Munculnya sejumlah penantang baru seperti Nigeria dan Korea Selatan, pada dasarnya juga menunjuk kepada kebutuhan inovasi strategi dari pihak para pelatih. Untuk mencapai keterampilan individual seperti para pemain Brasil tentulah sangat sulit kalau tidak boleh dikatakan mustahil dicapai dalam satu dasawarsa ini. Karenanya, seperti ditunjukkan oleh Rumania dan Bulgaria, terobosan harus dilakukan dengan mencari nilai lebih (added value) pada sisi perbaikan strategi dan pengembangan kreativitas pemain.

“…….terobosan harus dilakukan dengan mencari nilai lebih (added value) pada sisi perbaikan strategi dan pengembangan kreativitas pemain.”

Memang, yang ideal adalah optimasi keterampilan individual dan peningkatan kekompakan tim harus dicapai seiring dengan inovasi strategi yang matang dan tersalurnya kreativitas para pemain secara penuh. Tetapi jarang sekali kondisi ideal seperti itu dapat dicapai. Dan belum tentu tim seperti itu akan memenangkan kompetisi akbar seperti piala dunia. Hal itu terbukti dari pemunculan tim total football Belanda yang masuk final piala dunia dua dasawarsa yang lalu. Namun, paling tidak orang masih mengenang kehebatan tim tersebut sebagai “juara tak bermahkota” (uncrowned champions) yang sejajar dengan kehebatan tim Brasil yang merebut piala dunia di bawah pimpinan “Mutiara Hitam Pele.

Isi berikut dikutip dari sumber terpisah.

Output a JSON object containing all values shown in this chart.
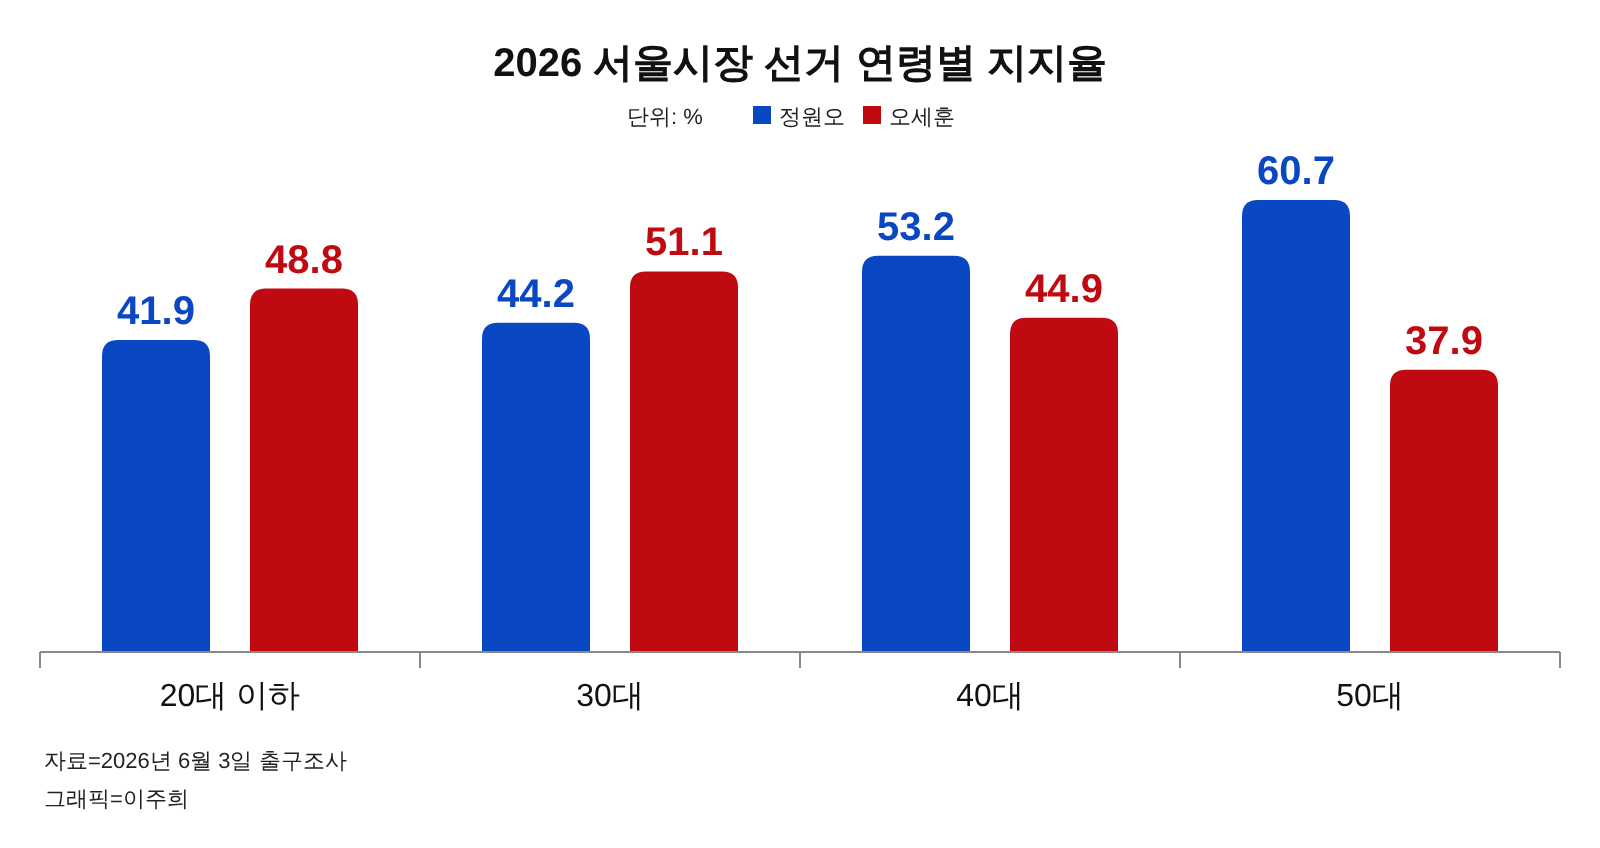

Jelaslah dari apa yang diuraikan di atas, bahwa penentu kehebatan sebuah tim tetap adalah kualitas pelatihnya. Ia tidak hanya harus menetapkan para pemain tim dari sekian banyak calon berbakat. Ia juga tidak hanya bertugas mematangkan ketrampilan individual para pemain dan mengatur kerjasama mereka secara optimal. Ia juga tidak hanya harus mengembangkan strategi yang tepat untuk memenangkan kompetisi di atas itu semua, seorang pelatih haruslah mampu mengembangkan inovasi strategi dan mengeluarkan kreativitas pemain seoptimal mungkin. Dengan cara ini, ia tidak hanya berjuang memenangkan kompetisi bagi timnya, tetapi juga mengembangkan permainan terlebih jauh, dan mencegah kemacetan pertandingan yang membuat penonton bosan dan lari dari sepak bola.

Di ujung rangkaian ulasan Piala Dunia 1994 ini, penulis mengakui beberapa kesalahan data yang terdapat di dalamnya, dan mengucapkan terima kasih atas koreksi yang diberikan sementara pembaca. Sampai bertemu lagi, mungkin dalam ulasan atas jalannya kompetisi Piala Eropa 1996.